Sure, the plan will work if the PS4 is scarce or critically panned, but wouldn't the same thing happen if Microsoft had put its machine out a week or two before the PS4? There are no bragging rights in being the last console to hit the market, especially if you're also the most expensive.

3. This won't look good on your resume
LinkedIn 
(LNKD.DL) didn't need the money, but it still went ahead with a secondary offering. Yes, it raised $1.2 billion by selling nearly 5.4 million shares, but there's something wrong about announcing a secondary when your stock is at $246.13, and then pricing the freshly minted shares at $223. 

The difference -- in market cap -- is $2.6 billion, or more than double the amount that was ultimately raised.

However, what really has to leave you scratching your head is how the shares bounced back to hit an all-time high on Thursday. Isn't an unnecessary secondary offering after a strong rally an implication that the board feels that the shares are priced dearly? 

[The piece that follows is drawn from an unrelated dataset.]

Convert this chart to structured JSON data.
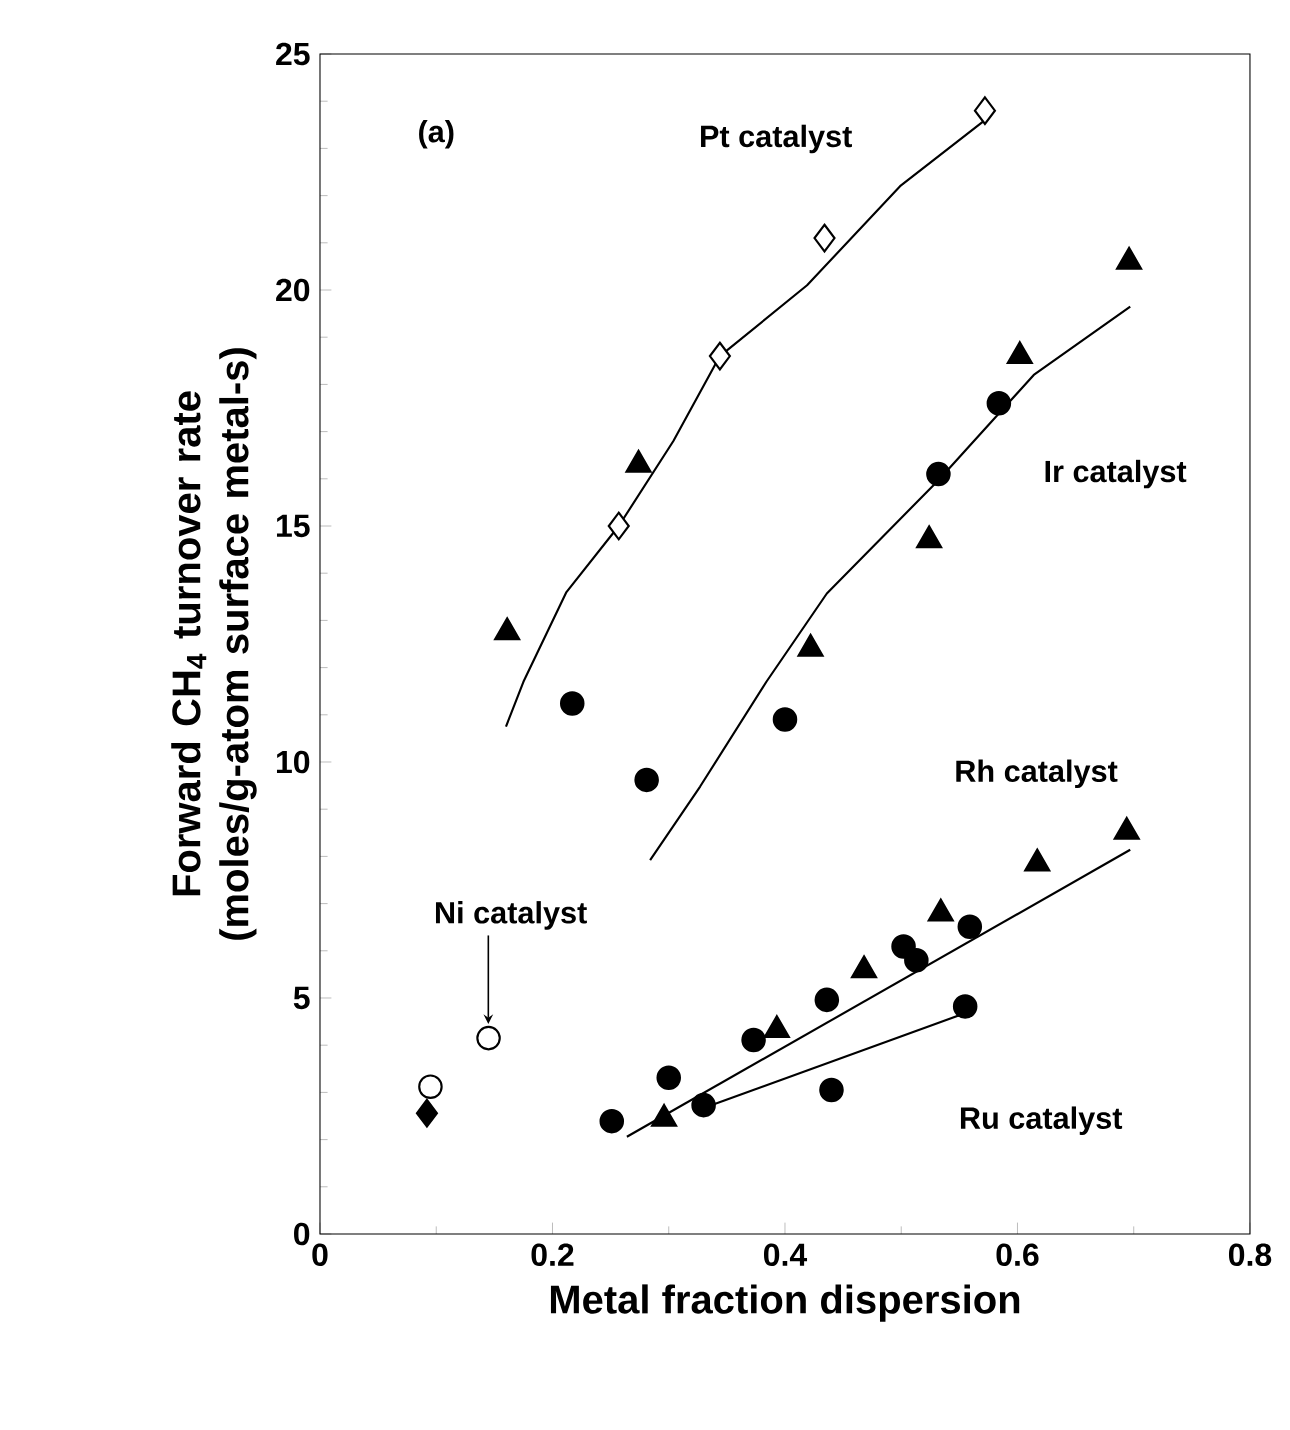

4. YuMe and everyone we know
YuMe 
(NYSE: YUME) was shown some analyst love this week, but it's largely irrelevant. Sure, shares of the online advertising company initially moved higher on news that Citi, Piper Jaffray, Needham & Co., and Deutsche Bank all began coverage with buy ratings. However, the important distinction here is that these are the same four companies that took YuMe public at $9 last month.

Of course, the underwriters are going to be bullish about a company that they priced at $9 a share and had fallen to $8.48 to start the week. Anything else would've invited angry clients that were sold stakes in the now-busted IPO.

Thankfully, the market's smarter than that. Shares of YuMe had fallen every single day this week heading into Friday.

5. This frog is no prince
Shares of LeapFrog (LF.DL) slipped on a lily pad after an analyst downgrade that may not seem fair. BMO Capital Markets is also lowering its price target -- from $15 to $10 -- on fears that the electronic learning toy maker's LeapPad Ultra may not be the holiday hit that bulls are hoping for.

The $150 kid-friendly tablet does face a more competitive market than its LeapPad and LeapPad 2 predecessors did over the past two holiday shopping seasons. However, BMO pointing to glitches that it has come across, fly in the face of the initial wave of customer reactions. LeapPad Ultra's customer ratings on Amazon.com aren't all that different than the favorable critiques that the first two incarnations have received.